Moerman proceeded to show that the one-third figure was more obscuring than enlightening, because the main phenomenon about placebo response rates were their wide variability. The placebo response in one study hit a low of 10 percent, and in another study topped out at 80 percent. If you looked at all 31 studies, about half showed cimetidine being superior to placebo, and half not. The cimetidine response rate was actually very uniform--about 75 percent of subjects improved in the drug group in nearly every study. So whether cimetidine was superior to placebo or not said nothing about how cimetidine performed; it was all about how well placebo performed.

(Sidebar to the main story line: The astute reader will already be jumping up and down, that I have confused two quite different phenomena--the true placebo response rate, which is the healing that occurs because you take a placebo; and the natural history of peptic ulcer disease, which says that if you wait long enough, most ulcers will heal on their own, even if you took nothing at all. The placebo group in a typical double-blind controlled trial is subject to both effects, and the trial methodology does not distinguish which is which. But this was one of the significant points about what Moreman found. Can you really argue that peptic ulcers heal by themselves only 10 percent of the time in one place, but 80 percent of the time in another? The wide variability among study sites and contexts strongly suggested that it was most likely the "true placebo effect" that varied from study to study, while the "natural history effect" would be expected to be present, but not to be so widely variable.)

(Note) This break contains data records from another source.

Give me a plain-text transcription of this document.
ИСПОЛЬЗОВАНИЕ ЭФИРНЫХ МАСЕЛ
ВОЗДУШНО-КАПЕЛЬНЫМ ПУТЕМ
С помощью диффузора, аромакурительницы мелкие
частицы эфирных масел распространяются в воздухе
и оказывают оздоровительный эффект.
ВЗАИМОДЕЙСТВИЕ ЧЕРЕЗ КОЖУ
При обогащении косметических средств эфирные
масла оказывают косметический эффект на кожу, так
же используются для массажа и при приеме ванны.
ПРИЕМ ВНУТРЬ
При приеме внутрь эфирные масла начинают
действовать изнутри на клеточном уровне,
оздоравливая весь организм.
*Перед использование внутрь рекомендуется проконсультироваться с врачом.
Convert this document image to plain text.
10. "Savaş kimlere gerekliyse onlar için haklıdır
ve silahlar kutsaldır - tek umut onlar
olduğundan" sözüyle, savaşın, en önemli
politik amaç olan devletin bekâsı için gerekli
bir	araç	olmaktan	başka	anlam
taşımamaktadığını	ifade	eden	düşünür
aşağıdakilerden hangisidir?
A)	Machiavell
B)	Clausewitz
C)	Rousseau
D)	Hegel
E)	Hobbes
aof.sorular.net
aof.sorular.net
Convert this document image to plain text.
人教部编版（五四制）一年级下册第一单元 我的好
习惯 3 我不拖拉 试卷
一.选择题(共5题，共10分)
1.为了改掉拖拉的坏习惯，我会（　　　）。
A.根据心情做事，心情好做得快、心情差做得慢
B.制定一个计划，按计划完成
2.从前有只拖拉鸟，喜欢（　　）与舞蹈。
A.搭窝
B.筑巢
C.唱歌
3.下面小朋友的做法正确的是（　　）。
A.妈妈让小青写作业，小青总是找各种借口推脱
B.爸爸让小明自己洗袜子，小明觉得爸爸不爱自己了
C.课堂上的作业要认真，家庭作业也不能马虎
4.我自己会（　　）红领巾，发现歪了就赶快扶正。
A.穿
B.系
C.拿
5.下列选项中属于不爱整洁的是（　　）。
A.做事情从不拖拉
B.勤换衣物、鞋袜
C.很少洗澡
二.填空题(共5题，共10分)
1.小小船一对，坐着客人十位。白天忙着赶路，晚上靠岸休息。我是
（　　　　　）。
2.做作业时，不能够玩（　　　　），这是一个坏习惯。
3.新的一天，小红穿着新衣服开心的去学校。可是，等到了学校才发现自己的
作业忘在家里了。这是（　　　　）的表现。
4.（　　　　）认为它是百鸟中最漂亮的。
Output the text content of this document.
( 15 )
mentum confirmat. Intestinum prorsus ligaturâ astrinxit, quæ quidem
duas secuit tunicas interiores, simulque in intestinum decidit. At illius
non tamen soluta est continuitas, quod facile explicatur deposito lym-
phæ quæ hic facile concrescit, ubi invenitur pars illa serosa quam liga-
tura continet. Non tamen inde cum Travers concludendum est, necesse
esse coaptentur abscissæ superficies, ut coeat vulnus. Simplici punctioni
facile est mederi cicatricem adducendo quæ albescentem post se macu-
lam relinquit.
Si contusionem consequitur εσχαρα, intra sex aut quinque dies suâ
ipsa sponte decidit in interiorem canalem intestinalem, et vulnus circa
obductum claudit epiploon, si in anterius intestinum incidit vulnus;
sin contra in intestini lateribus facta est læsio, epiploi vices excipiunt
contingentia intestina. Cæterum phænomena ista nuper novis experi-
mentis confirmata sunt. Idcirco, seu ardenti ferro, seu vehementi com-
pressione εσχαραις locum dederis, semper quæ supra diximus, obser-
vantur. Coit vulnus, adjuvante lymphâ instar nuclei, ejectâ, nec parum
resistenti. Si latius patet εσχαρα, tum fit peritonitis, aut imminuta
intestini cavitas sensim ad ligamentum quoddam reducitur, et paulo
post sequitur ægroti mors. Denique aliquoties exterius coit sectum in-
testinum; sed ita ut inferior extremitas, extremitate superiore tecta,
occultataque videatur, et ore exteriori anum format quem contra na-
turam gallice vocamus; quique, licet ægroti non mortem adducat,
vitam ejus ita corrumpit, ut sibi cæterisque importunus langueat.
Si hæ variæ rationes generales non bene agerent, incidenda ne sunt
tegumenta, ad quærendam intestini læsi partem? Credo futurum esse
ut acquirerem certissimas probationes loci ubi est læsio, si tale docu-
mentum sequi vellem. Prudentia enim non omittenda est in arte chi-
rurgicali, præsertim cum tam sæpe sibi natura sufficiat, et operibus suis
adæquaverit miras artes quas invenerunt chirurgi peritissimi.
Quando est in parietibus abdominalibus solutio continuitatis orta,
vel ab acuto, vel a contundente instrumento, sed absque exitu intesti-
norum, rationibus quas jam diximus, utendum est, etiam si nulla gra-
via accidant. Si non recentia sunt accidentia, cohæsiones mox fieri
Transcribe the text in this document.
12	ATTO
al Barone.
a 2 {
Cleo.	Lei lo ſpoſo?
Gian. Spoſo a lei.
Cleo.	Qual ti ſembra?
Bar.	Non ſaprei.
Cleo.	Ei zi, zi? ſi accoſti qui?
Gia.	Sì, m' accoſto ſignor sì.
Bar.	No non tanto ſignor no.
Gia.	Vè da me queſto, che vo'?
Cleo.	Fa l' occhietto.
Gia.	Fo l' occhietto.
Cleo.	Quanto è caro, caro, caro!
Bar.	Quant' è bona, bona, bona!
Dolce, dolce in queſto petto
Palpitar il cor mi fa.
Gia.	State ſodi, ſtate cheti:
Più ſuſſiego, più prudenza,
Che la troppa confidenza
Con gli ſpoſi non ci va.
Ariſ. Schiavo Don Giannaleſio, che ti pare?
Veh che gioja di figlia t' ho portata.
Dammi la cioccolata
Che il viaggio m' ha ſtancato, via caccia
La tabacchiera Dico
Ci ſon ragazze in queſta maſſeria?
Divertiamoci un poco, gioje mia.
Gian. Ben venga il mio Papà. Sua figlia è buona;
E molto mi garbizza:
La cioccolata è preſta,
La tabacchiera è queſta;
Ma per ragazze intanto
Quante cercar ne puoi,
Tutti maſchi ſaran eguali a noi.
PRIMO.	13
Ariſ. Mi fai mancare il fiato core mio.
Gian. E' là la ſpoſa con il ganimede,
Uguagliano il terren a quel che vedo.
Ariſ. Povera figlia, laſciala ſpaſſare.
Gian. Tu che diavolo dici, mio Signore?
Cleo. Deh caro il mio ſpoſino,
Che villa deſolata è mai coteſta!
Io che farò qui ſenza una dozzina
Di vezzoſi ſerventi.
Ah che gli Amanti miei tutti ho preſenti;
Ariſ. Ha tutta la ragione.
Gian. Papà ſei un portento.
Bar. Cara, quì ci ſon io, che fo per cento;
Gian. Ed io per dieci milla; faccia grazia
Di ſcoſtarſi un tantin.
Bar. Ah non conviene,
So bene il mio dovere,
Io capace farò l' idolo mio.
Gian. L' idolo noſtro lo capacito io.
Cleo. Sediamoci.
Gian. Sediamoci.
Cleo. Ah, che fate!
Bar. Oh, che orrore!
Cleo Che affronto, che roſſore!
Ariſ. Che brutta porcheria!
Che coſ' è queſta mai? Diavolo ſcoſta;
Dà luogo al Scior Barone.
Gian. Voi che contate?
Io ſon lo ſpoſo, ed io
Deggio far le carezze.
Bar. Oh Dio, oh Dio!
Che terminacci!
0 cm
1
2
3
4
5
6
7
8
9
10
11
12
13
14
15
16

You see right away the implications for the drug company. Imagine that through bad karma, all 15-16 or however many studies that happened to show cimetidine not being any better than placebo, had been the first set of studies performed. The companies would never have taken the drug to the FDA for approval. And both in those studies and also based on extensive clinical and research experience subsequently, cimetidine is as near as you are going to get to a really good drug. Indeed, we now think that among all the patients being prescribed expensive proton-pump-inhibitor drugs like Nexium, the majority would probably have gotten just as much better, at far lower cost, on drugs of the cimetidine class.

Silberman's article takes this story up to date by discussing recent research, especially in psychiatric conditions like depression, that seem to indicate that there has been a steady upward placebo creep in recent years, so that it is getting harder and harder to show that even supposedly good new antidepressants are better than placebo. Why this might be happening is the mystery the article delves into. Potter years ago suggested that the problem was so big that it would behoove the drug companies actually to join forces and review their pooled data sets to try to crack the puzzle and figure out how better to test their drugs so that they stood a fighting chance against placebo. For years the companies said, no way will we share our data with our competition. Finally they have seen the wisdom in Potter's idea and NIH has gotten involved as well. Here's Silberman's summary:

"Under the auspices of the NIH, Potter and his colleagues are acquiring decades of trial data—including blood and DNA samples—to determine which variables are responsible for the apparent rise in the placebo effect. Merck, Lilly, Pfizer, AstraZeneca, GlaxoSmithKline, Sanofi-Aventis, Johnson & Johnson, and other major firms are funding the study, and the process of scrubbing volunteers' names and other personal information from the database is about to begin.
In typically secretive industry fashion, the existence of the project itself is being kept under wraps. NIH staffers are willing to talk about it only anonymously, concerned about offending the companies paying for it."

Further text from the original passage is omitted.